City Council members, led by Eva Moskowitz, have introduced a bill that would require that all new Muni-Meter parking meters, such as those on Beach 116 Street, will have to be installed with credit card readers so that drivers will no longer have to fumble with loose change when they park. “People have dollar bills and credit cards,” Moskowitz said, arguing for her bill. “Why not make the Muni-Meters easy to use?”

Long-time Rockaway resident Tom Fitzpatrick got his $400 homeowner’s check from Mayor Bloomberg and called to say that it would be much easier and cost-effective if the city would simply take the money off his property tax bill. Of course, then homeowner’s would not get a nice, fresh check with the mayor’s name on it during an election year.

An avant-garde filmmaker has taken on Rockaway in a film that was shown at the Tribeca Film Festival last month. “{Rockaway] is an odd and interesting landscape,” said filmmaker Mark Street. “We were mesmerized by all of the contradictions in that part of Queens, which is at once so close to the heart of New York City, but a metaphorical hundred miles away.” The film, called simply, “Rockaway,” is a “meandering study of three high school girlfriends who live on a thin strip of land east of Manhattan and a stone’s throw from Kennedy Airport.” There are no reported plans to screen the film in Rockaway.

Across from 106-20 Shorefront Parkway thre is a children’s playground that features two slides connected with a small bridge. Locals say that kids run quickly across the bridge from one slide to another and that the bridge is in danger of falling away one day soon. The bolts holding the bridge, they say, are rusted out and near collapse. Calls to the Parks Department by some residents went unreturned or were apparently ignored.

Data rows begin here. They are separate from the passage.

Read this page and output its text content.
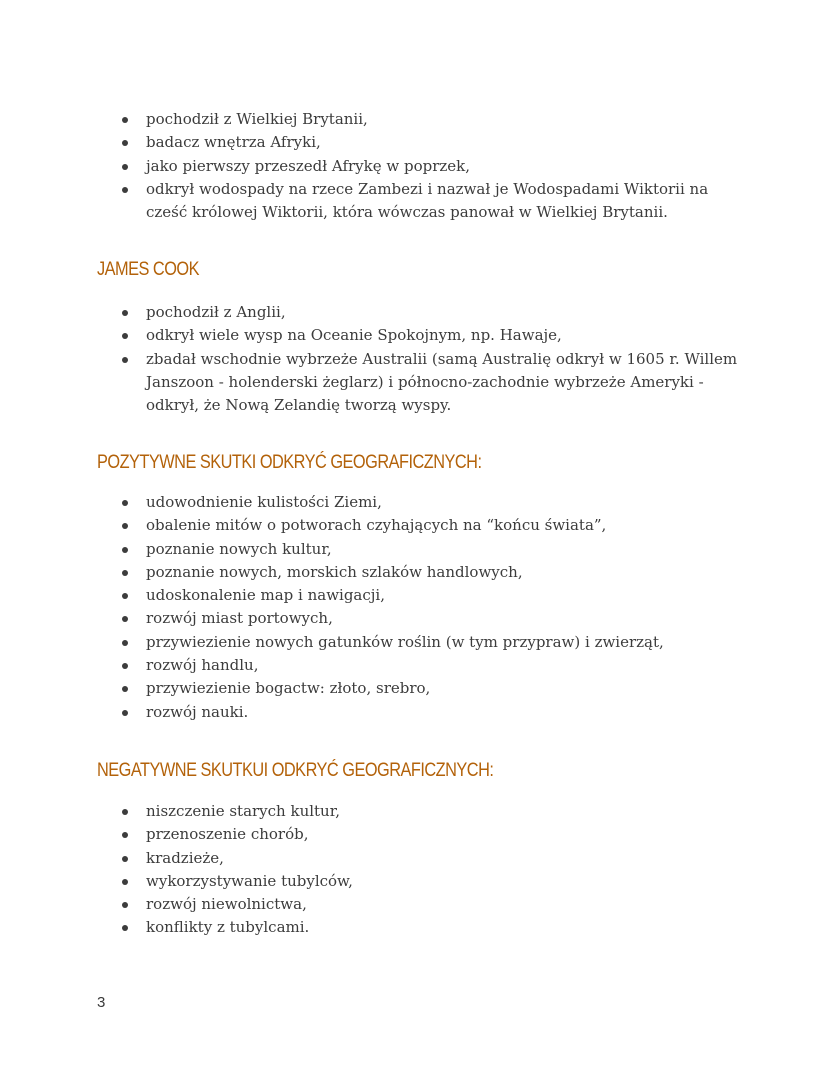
pochodził z Wielkiej Brytanii,
badacz wnętrza Afryki,
jako pierwszy przeszedł Afrykę w poprzek,
odkrył wodospady na rzece Zambezi i nazwał je Wodospadami Wiktorii na cześć królowej Wiktorii, która wówczas panował w Wielkiej Brytanii.
JAMES COOK
pochodził z Anglii,
odkrył wiele wysp na Oceanie Spokojnym, np. Hawaje,
zbadał wschodnie wybrzeże Australii (samą Australię odkrył w 1605 r. Willem Janszoon - holenderski żeglarz) i północno-zachodnie wybrzeże Ameryki - odkrył, że Nową Zelandię tworzą wyspy.
POZYTYWNE SKUTKI ODKRYĆ GEOGRAFICZNYCH:
udowodnienie kulistości Ziemi,
obalenie mitów o potworach czyhających na “końcu świata”,
poznanie nowych kultur,
poznanie nowych, morskich szlaków handlowych,
udoskonalenie map i nawigacji,
rozwój miast portowych,
przywiezienie nowych gatunków roślin (w tym przypraw) i zwierząt,
rozwój handlu,
przywiezienie bogactw: złoto, srebro,
rozwój nauki.
NEGATYWNE SKUTKUI ODKRYĆ GEOGRAFICZNYCH:
niszczenie starych kultur,
przenoszenie chorób,
kradzieże,
wykorzystywanie tubylców,
rozwój niewolnictwa,
konflikty z tubylcami.
3
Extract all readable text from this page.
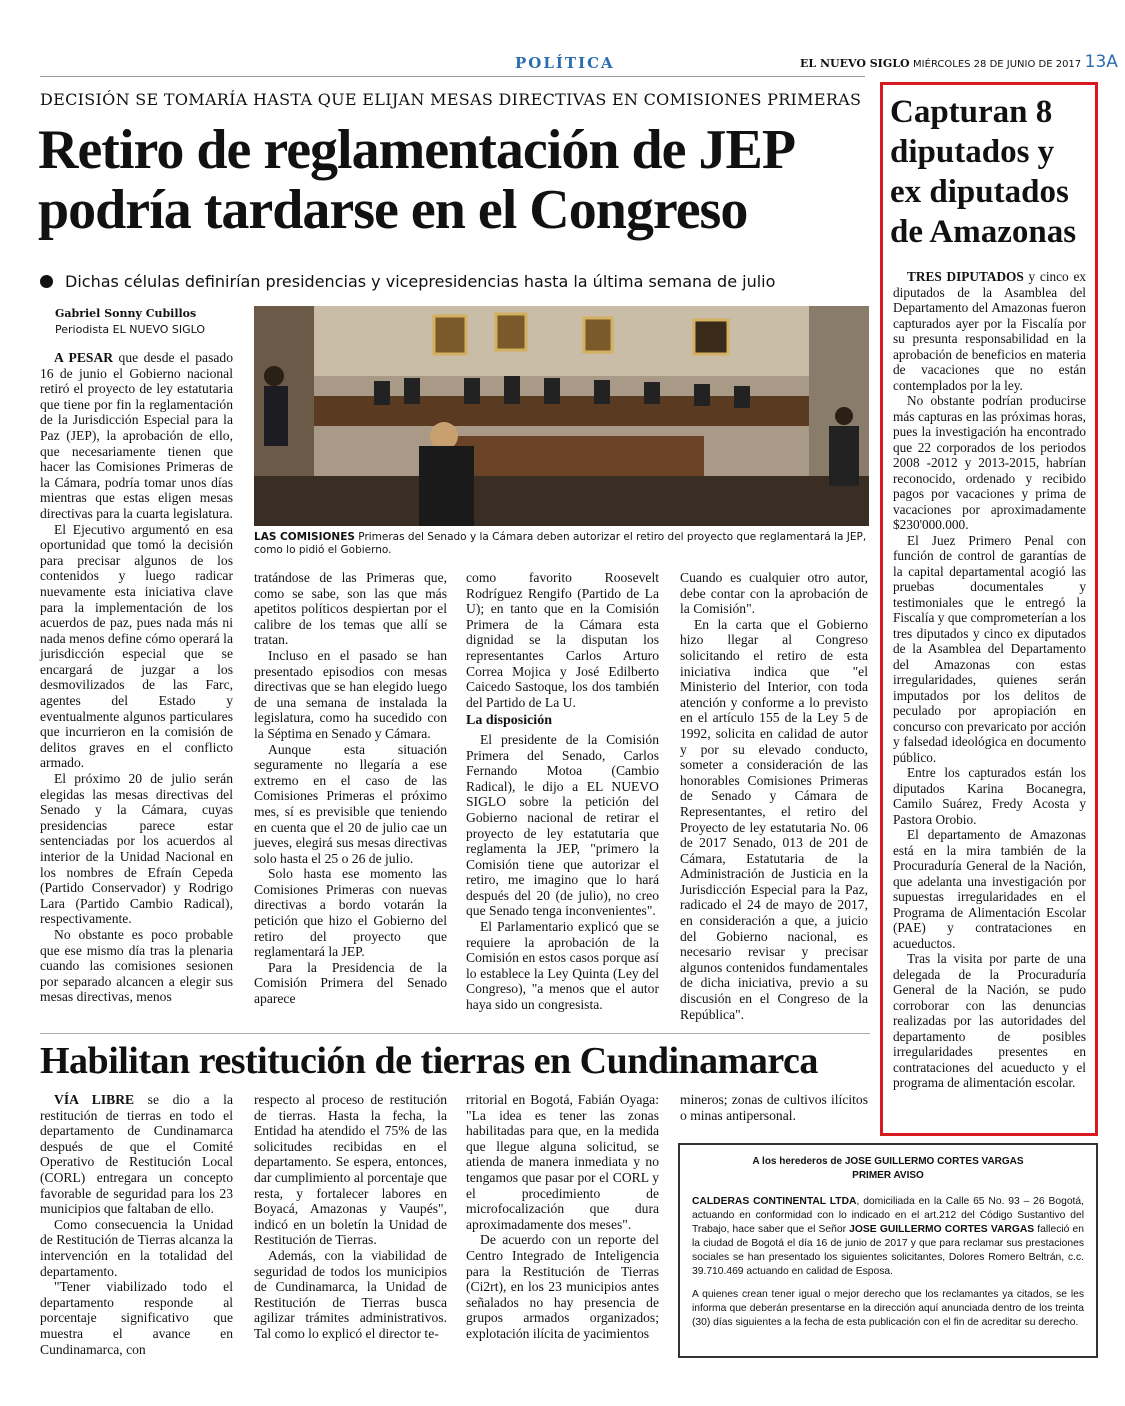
POLÍTICA	EL NUEVO SIGLO MIÉRCOLES 28 DE JUNIO DE 2017 13A
DECISIÓN SE TOMARÍA HASTA QUE ELIJAN MESAS DIRECTIVAS EN COMISIONES PRIMERAS
Retiro de reglamentación de JEP
podría tardarse en el Congreso
Dichas células definirían presidencias y vicepresidencias hasta la última semana de julio
Gabriel Sonny Cubillos
Periodista EL NUEVO SIGLO
LAS COMISIONES Primeras del Senado y la Cámara deben autorizar el retiro del proyecto que reglamentará la JEP, como lo pidió el Gobierno.

A PESAR que desde el pasado 16 de junio el Gobierno nacional retiró el proyecto de ley estatutaria que tiene por fin la reglamentación de la Jurisdicción Especial para la Paz (JEP), la aprobación de ello, que necesariamente tienen que hacer las Comisiones Primeras de la Cámara, podría tomar unos días mientras que estas eligen mesas directivas para la cuarta legislatura.

El Ejecutivo argumentó en esa oportunidad que tomó la decisión para precisar algunos de los contenidos y luego radicar nuevamente esta iniciativa clave para la implementación de los acuerdos de paz, pues nada más ni nada menos define cómo operará la jurisdicción especial que se encargará de juzgar a los desmovilizados de las Farc, agentes del Estado y eventualmente algunos particulares que incurrieron en la comisión de delitos graves en el conflicto armado.

El próximo 20 de julio serán elegidas las mesas directivas del Senado y la Cámara, cuyas presidencias parece estar sentenciadas por los acuerdos al interior de la Unidad Nacional en los nombres de Efraín Cepeda (Partido Conservador) y Rodrigo Lara (Partido Cambio Radical), respectivamente.

No obstante es poco probable que ese mismo día tras la plenaria cuando las comisiones sesionen por separado alcancen a elegir sus mesas directivas, menos

tratándose de las Primeras que, como se sabe, son las que más apetitos políticos despiertan por el calibre de los temas que allí se tratan.

Incluso en el pasado se han presentado episodios con mesas directivas que se han elegido luego de una semana de instalada la legislatura, como ha sucedido con la Séptima en Senado y Cámara.

Aunque esta situación seguramente no llegaría a ese extremo en el caso de las Comisiones Primeras el próximo mes, sí es previsible que teniendo en cuenta que el 20 de julio cae un jueves, elegirá sus mesas directivas solo hasta el 25 o 26 de julio.

Solo hasta ese momento las Comisiones Primeras con nuevas directivas a bordo votarán la petición que hizo el Gobierno del retiro del proyecto que reglamentará la JEP.

Para la Presidencia de la Comisión Primera del Senado aparece

como favorito Roosevelt Rodríguez Rengifo (Partido de La U); en tanto que en la Comisión Primera de la Cámara esta dignidad se la disputan los representantes Carlos Arturo Correa Mojica y José Edilberto Caicedo Sastoque, los dos también del Partido de La U.

La disposición

El presidente de la Comisión Primera del Senado, Carlos Fernando Motoa (Cambio Radical), le dijo a EL NUEVO SIGLO sobre la petición del Gobierno nacional de retirar el proyecto de ley estatutaria que reglamenta la JEP, "primero la Comisión tiene que autorizar el retiro, me imagino que lo hará después del 20 (de julio), no creo que Senado tenga inconvenientes".

El Parlamentario explicó que se requiere la aprobación de la Comisión en estos casos porque así lo establece la Ley Quinta (Ley del Congreso), "a menos que el autor haya sido un congresista.

Cuando es cualquier otro autor, debe contar con la aprobación de la Comisión".

En la carta que el Gobierno hizo llegar al Congreso solicitando el retiro de esta iniciativa indica que "el Ministerio del Interior, con toda atención y conforme a lo previsto en el artículo 155 de la Ley 5 de 1992, solicita en calidad de autor y por su elevado conducto, someter a consideración de las honorables Comisiones Primeras de Senado y Cámara de Representantes, el retiro del Proyecto de ley estatutaria No. 06 de 2017 Senado, 013 de 201 de Cámara, Estatutaria de la Administración de Justicia en la Jurisdicción Especial para la Paz, radicado el 24 de mayo de 2017, en consideración a que, a juicio del Gobierno nacional, es necesario revisar y precisar algunos contenidos fundamentales de dicha iniciativa, previo a su discusión en el Congreso de la República".

Capturan 8
diputados y
ex diputados
de Amazonas

TRES DIPUTADOS y cinco ex diputados de la Asamblea del Departamento del Amazonas fueron capturados ayer por la Fiscalía por su presunta responsabilidad en la aprobación de beneficios en materia de vacaciones que no están contemplados por la ley.

No obstante podrían producirse más capturas en las próximas horas, pues la investigación ha encontrado que 22 corporados de los periodos 2008 -2012 y 2013-2015, habrían reconocido, ordenado y recibido pagos por vacaciones y prima de vacaciones por aproximadamente $230'000.000.

El Juez Primero Penal con función de control de garantías de la capital departamental acogió las pruebas documentales y testimoniales que le entregó la Fiscalía y que comprometerían a los tres diputados y cinco ex diputados de la Asamblea del Departamento del Amazonas con estas irregularidades, quienes serán imputados por los delitos de peculado por apropiación en concurso con prevaricato por acción y falsedad ideológica en documento público.

Entre los capturados están los diputados Karina Bocanegra, Camilo Suárez, Fredy Acosta y Pastora Orobio.

El departamento de Amazonas está en la mira también de la Procuraduría General de la Nación, que adelanta una investigación por supuestas irregularidades en el Programa de Alimentación Escolar (PAE) y contrataciones en acueductos.

Tras la visita por parte de una delegada de la Procuraduría General de la Nación, se pudo corroborar con las denuncias realizadas por las autoridades del departamento de posibles irregularidades presentes en contrataciones del acueducto y el programa de alimentación escolar.

Habilitan restitución de tierras en Cundinamarca

VÍA LIBRE se dio a la restitución de tierras en todo el departamento de Cundinamarca después de que el Comité Operativo de Restitución Local (CORL) entregara un concepto favorable de seguridad para los 23 municipios que faltaban de ello.

Como consecuencia la Unidad de Restitución de Tierras alcanza la intervención en la totalidad del departamento.

"Tener viabilizado todo el departamento responde al porcentaje significativo que muestra el avance en Cundinamarca, con

respecto al proceso de restitución de tierras. Hasta la fecha, la Entidad ha atendido el 75% de las solicitudes recibidas en el departamento. Se espera, entonces, dar cumplimiento al porcentaje que resta, y fortalecer labores en Boyacá, Amazonas y Vaupés", indicó en un boletín la Unidad de Restitución de Tierras.

Además, con la viabilidad de seguridad de todos los municipios de Cundinamarca, la Unidad de Restitución de Tierras busca agilizar trámites administrativos. Tal como lo explicó el director te-

rritorial en Bogotá, Fabián Oyaga: "La idea es tener las zonas habilitadas para que, en la medida que llegue alguna solicitud, se atienda de manera inmediata y no tengamos que pasar por el CORL y el procedimiento de microfocalización que dura aproximadamente dos meses".

De acuerdo con un reporte del Centro Integrado de Inteligencia para la Restitución de Tierras (Ci2rt), en los 23 municipios antes señalados no hay presencia de grupos armados organizados; explotación ilícita de yacimientos

mineros; zonas de cultivos ilícitos o minas antipersonal.

A los herederos de JOSE GUILLERMO CORTES VARGAS
PRIMER AVISO
CALDERAS CONTINENTAL LTDA, domiciliada en la Calle 65 No. 93 – 26 Bogotá, actuando en conformidad con lo indicado en el art.212 del Código Sustantivo del Trabajo, hace saber que el Señor JOSE GUILLERMO CORTES VARGAS falleció en la ciudad de Bogotá el día 16 de junio de 2017 y que para reclamar sus prestaciones sociales se han presentado los siguientes solicitantes, Dolores Romero Beltrán, c.c. 39.710.469 actuando en calidad de Esposa.
A quienes crean tener igual o mejor derecho que los reclamantes ya citados, se les informa que deberán presentarse en la dirección aquí anunciada dentro de los treinta (30) días siguientes a la fecha de esta publicación con el fin de acreditar su derecho.
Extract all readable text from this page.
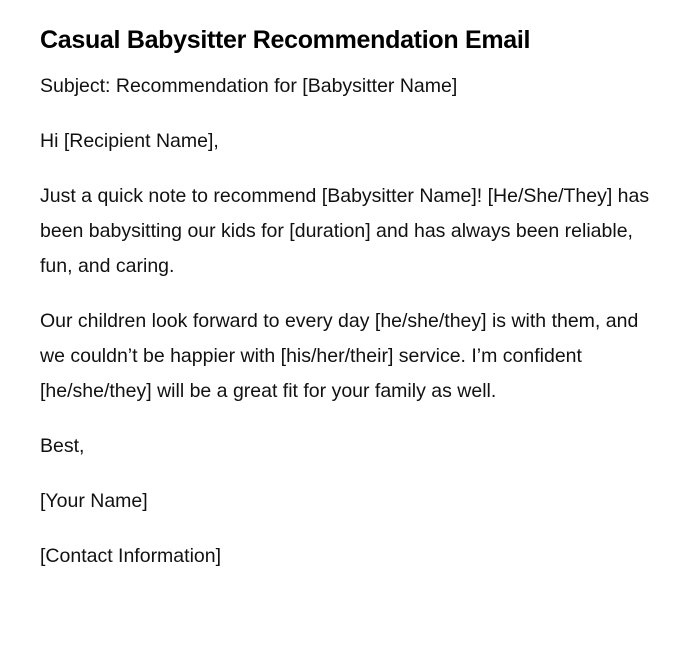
Casual Babysitter Recommendation Email

Subject: Recommendation for [Babysitter Name]

Hi [Recipient Name],

Just a quick note to recommend [Babysitter Name]! [He/She/They] has been babysitting our kids for [duration] and has always been reliable, fun, and caring.

Our children look forward to every day [he/she/they] is with them, and we couldn’t be happier with [his/her/their] service. I’m confident [he/she/they] will be a great fit for your family as well.

Best,

[Your Name]

[Contact Information]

The New York Times did a story about the subway syestem’s elevated lines. A quick look showed that the entire Rockaway line was not on the map and we wondered why. The answer we got from the paper is that “On some lines, trains travel above the ground, but are not classified as elevated.” The MTA. which runs the trains, did not have any idea what The Wave was talking about when we called. “If a train runs off the ground, it is elevated,” a source at the MTA said. Makes you wonder about the Times, doesn’t it?